According to Yes, by Dawn French.
Did you know that Dawn French, the actor and comedian probably best known for her portrayal of the hilarious Vicar of Dibley, is also a writer of hilarious novels?
It’s true! I remember feeling utterly delighted to find that out and practically devouring her autobiography, Dear Fatty, to begin with. So when I was given her latest book, According to Yes, last Christmas by my lovely stepson, I wasted no time in reading it. Literally. I finished it over two days.
According to Yes is the story of Rosie Kitto, a vivacious Englishwoman who decides to throw caution to the wind and make the move to Manhattan, to take up a position as a nanny. Rosie’s life before this event is something we learn about in snippets as the story progresses. She was a teacher and loved children. Not having her own is a sore point for Rosie and part of the source of her unhappiness. In her late 30s, she decides to start saying yes far more often, meaning new experiences and stepping out of her comfort zone to make new connections and to change her life.

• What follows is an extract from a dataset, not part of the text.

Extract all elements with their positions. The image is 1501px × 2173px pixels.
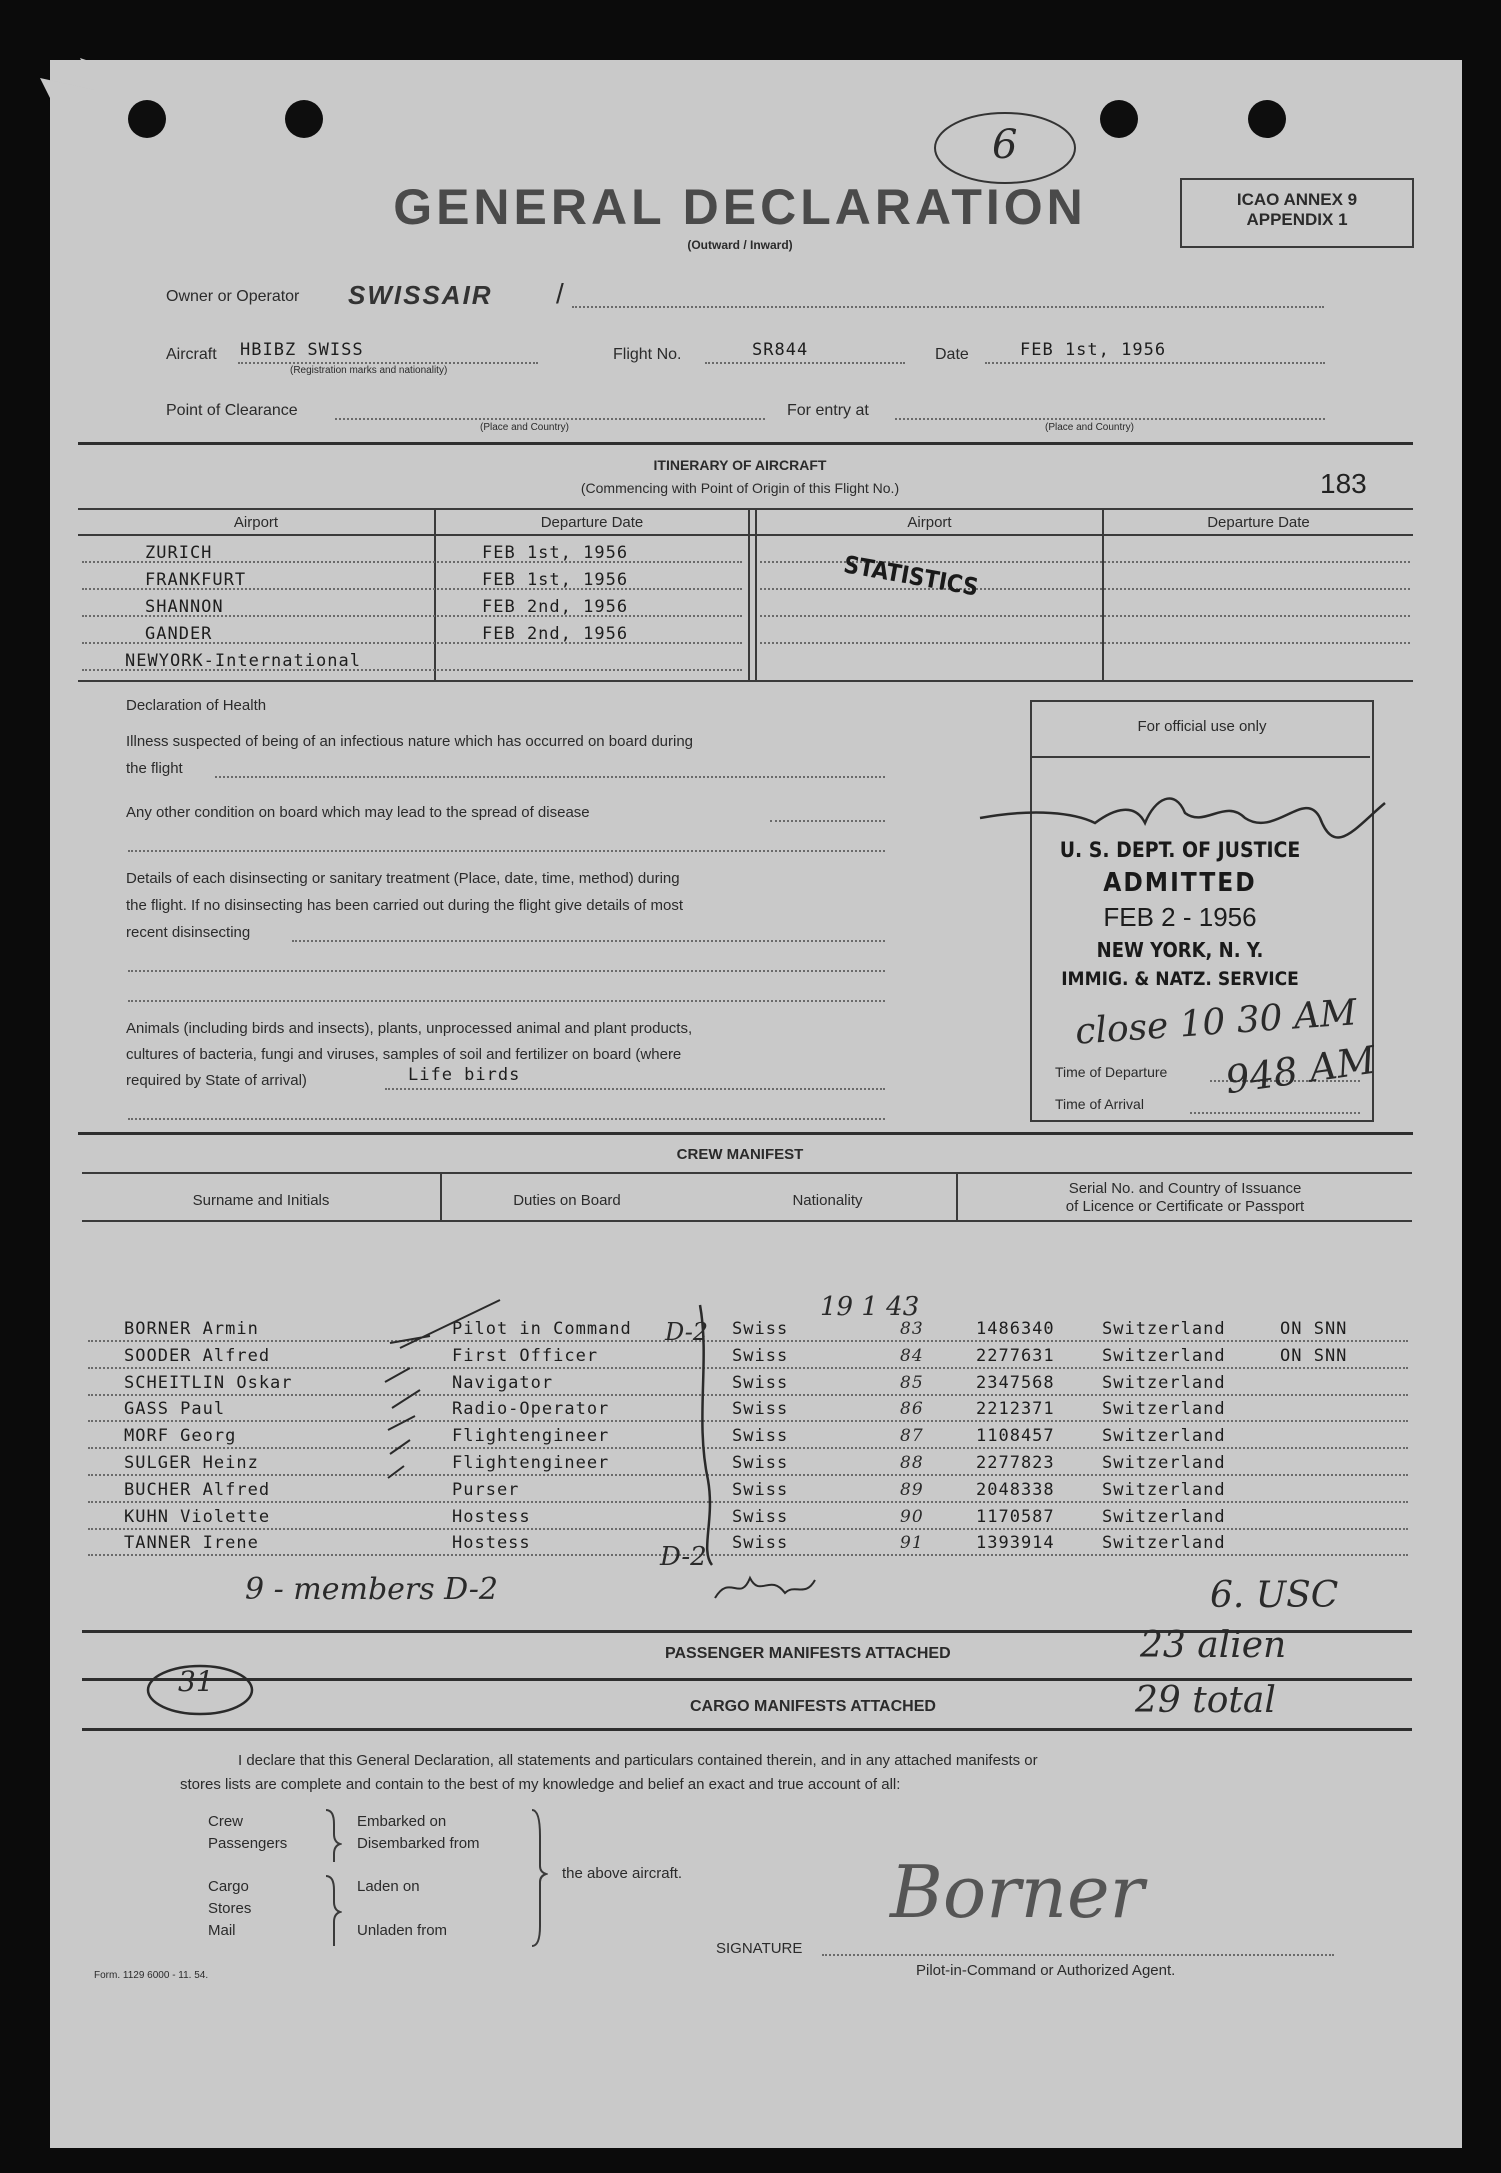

I have to add that Rosie is described as a curvy redhead who I couldn’t help picturing, and hearing, as the author herself. This didn’t detract from the story; if anything, it added to the charm for me.
Rosie arrives in New York and goes to meet Glenn Wilder-Bingham, the formidable matriarch of her well-to-do family. Rosie’s natural warmth and bubbly personality instantly clash with Glenn’s coldness straight off. The situation is unusual; Glenn’s two youngest grandsons will be Rosie’s charges while in the care of their father, Kemble, who is in the process of separating from their mother. Rosie wonders why she is needed; can their father not care for them? It soon becomes evident that he has a lot on his mind and isn’t terribly interested in spending time with his children.
She enthusiastically embraces the role of nanny to the two boys, rightly sensing their confusion and unhappiness. These were the parts I enjoyed most- her outings with them, the dialogue between them and the way she encouraged them be the uninhibited, slightly wild creatures that children should be- something they’d not experienced at Grandmother’s house before.
Rosie brings a level of warmth and humour otherwise unheard of in this home. Glenn rules with the roost and ensures that emotions, complaints and humour are quashed before they see the light of day, but Rosie decides she’s having none of that. Her interactions with the Wilder-Bingham men are a large focus of the story, with Rosie showing them that there is happiness and love to be found, despite Glenn’s harsh rule. The Wilder-Bingham men consist of the patriarch, Tom, his middle-aged son Kemble and grandson, 19 year old Teddy. These three seem to have been starved of emotional connection and humour until Rosie comes along.
Glenn resents Rosie, who isn’t oblivious to that fact, but has fully embraced her decision to say yes more often. In fact, she says yes to things that left me scratching my head.
This is where the book sort of fell down a bit for me. By that, I mean that I found the story to be pushing it when it came to being believable. The implausibility didn’t bother me much, because I’m all for a bit of escapism, but I can see it being a problem for readers who like things to stay realistic or want a character they feel they can fully identify with.
As we learn more of Rosie’s history, it becomes pretty clear that her move to New York was an effort to run from the pain in her past, but as we all know, that sort of thing catches up with you. She also finds that always saying yes, no matter how well intended, doesn’t always have a positive consequence for all involved.
If you can get past the slightly ridiculous antics of the main characters (I could) then you’ll enjoy this book, because you’ll see the overall message of the story, which is about changing our expectations and doing things we’d normally shy away from in an effort to find happiness, which may or may not present itself in the form we were expecting. Also, it’s a bloody good laugh- French’s irreverent humour is evident in nearly every page!